Si la lisière de la forêt se montrait on ne peut plus repoussante, l'intérieur était bien pire. Plus aucun chants d'oiseaux ne venaient peupler les abysses des sous-bois, ne restait qu'un silence de mort que même les rugissements du vent n'arrivaient à habiter. Une épaisse couche de brume recouvraient les sabots des chevaux, qui à chacun de leurs pas se remuaient dans des volutes inquiétant qui révélait un sol jonchait de cette sombre moisissure qui semblait s'étendre jusqu'à la cime des plus hauts arbres. Si elle n'avait encore jamais vu l'intérieur de la forêt depuis que les villageois avaient commencé à se plaindre et à témoigner de la peur à l'idée de s'en approcher, elle en comprenait désormais toute l'ampleur du problème qui se révélait bien pire que tout ce qu'elle aurait put s'imaginer. Son regard se portait un peu partout où la noirceur n'avalait pas le moindre relief, sans plus tellement porter d'attention à cet homme qu'elle accompagnait dans un silence presque religieux tant la peur semblait l'avoir rendu muette. Et plus ils avançaient moins la lumière du jour semblait avoir d'incidence sur la nature, et plus tout semblait emprunt d'une image de mort, le bois craquait sous les sabots des chevaux qui se faisaient de plus en plus nerveux, et qui tiraient de plus en plus sur leurs liens en souhaitant obtenir la clémence de leurs maîtres.
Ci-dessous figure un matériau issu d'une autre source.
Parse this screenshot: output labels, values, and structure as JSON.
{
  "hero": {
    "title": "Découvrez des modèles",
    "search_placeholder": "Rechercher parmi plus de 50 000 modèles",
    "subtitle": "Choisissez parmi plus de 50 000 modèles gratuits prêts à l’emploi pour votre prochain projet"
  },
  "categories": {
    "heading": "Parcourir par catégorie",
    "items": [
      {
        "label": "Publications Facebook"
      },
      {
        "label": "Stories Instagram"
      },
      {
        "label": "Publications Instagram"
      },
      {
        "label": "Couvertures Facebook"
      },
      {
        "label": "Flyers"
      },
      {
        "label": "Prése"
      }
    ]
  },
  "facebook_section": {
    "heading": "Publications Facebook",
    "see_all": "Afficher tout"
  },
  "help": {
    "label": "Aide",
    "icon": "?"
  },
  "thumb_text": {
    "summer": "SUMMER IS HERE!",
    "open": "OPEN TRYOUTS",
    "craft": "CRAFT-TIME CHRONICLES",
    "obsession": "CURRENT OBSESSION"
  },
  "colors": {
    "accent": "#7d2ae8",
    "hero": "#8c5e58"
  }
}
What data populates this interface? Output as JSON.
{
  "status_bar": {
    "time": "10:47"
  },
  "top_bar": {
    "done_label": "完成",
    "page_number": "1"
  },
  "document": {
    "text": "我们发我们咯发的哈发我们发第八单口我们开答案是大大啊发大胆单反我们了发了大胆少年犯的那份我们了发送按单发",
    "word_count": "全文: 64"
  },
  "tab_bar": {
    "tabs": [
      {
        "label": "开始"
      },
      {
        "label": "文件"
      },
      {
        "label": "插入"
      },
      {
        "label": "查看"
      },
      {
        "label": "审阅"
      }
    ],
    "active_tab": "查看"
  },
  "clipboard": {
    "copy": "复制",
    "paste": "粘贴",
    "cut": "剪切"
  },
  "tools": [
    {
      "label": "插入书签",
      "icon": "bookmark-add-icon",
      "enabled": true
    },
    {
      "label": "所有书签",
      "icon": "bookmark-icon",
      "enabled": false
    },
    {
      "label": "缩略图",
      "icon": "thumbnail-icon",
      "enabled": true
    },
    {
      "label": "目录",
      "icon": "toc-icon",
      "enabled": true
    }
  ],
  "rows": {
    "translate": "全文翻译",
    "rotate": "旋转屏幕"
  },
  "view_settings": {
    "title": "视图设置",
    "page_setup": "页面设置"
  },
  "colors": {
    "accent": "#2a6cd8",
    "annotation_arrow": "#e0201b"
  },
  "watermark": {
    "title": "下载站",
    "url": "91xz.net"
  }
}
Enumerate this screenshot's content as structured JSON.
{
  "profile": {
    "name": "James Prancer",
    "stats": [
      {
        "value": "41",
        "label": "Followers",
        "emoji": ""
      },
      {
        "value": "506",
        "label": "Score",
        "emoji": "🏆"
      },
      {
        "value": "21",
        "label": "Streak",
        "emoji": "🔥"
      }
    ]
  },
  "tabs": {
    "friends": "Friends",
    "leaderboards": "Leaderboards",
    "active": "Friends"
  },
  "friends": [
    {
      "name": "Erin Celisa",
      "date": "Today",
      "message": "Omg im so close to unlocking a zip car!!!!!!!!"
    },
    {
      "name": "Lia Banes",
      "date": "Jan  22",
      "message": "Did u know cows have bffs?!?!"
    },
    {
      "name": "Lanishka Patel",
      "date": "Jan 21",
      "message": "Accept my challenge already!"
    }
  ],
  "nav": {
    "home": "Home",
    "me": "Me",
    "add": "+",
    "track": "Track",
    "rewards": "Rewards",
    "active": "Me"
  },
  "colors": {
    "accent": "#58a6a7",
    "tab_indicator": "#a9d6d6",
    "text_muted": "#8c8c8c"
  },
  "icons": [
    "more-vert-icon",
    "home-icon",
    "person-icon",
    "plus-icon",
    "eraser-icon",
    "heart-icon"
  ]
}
Et il suffit bientôt d'un craquement de trop pour que la jument de la jeune femme se cabre, si la première fois Alceste réussit à rester en selle, la seconde ruade bien plus violente la fit tomber de selle la projetant non pas sur le sol mais dans un épais filet. Sonnée, elle put voir son cheval détaler plus vite qu'il n'avait jamais couru jusqu'à aujourd'hui, et le cœur battant à tout rompre d'Alceste venait faire vrombir ses tempes alors qu'elle cherchait cet air qu'elle avait perdu dans sa chute. Grande inspiration d'un air putride qui lui retourna par cents fois le cœur alors qu'elle tentait de s'extirper de ses liens qui se resserraient un peu plus à chacun de ses mouvements. Elle pestait et jurer, soulevant un peu plus la brume qui recouvrait son entrave révélant autant de toiles d'araignées que d'ossements tant d'animaux que d'hommes qui recouvraient le sol. Vision d'horreur qu'elle laissa échappé dans un petit cri aiguë alors qu'elle découvrait elle-même de quoi elle semblait désormais être prisonnière. « Au nom des neufs ! Mais qu'est ce donc que ceci !? », plus qu'un soupir d'effrois, sa voix rocailleuse se perdait dans le silence de ce cimetières qui se faisait de plus en plus pesant. Lourd d'un danger qui approchait insidieusement et sans que quiconque ne puisse rien y faire.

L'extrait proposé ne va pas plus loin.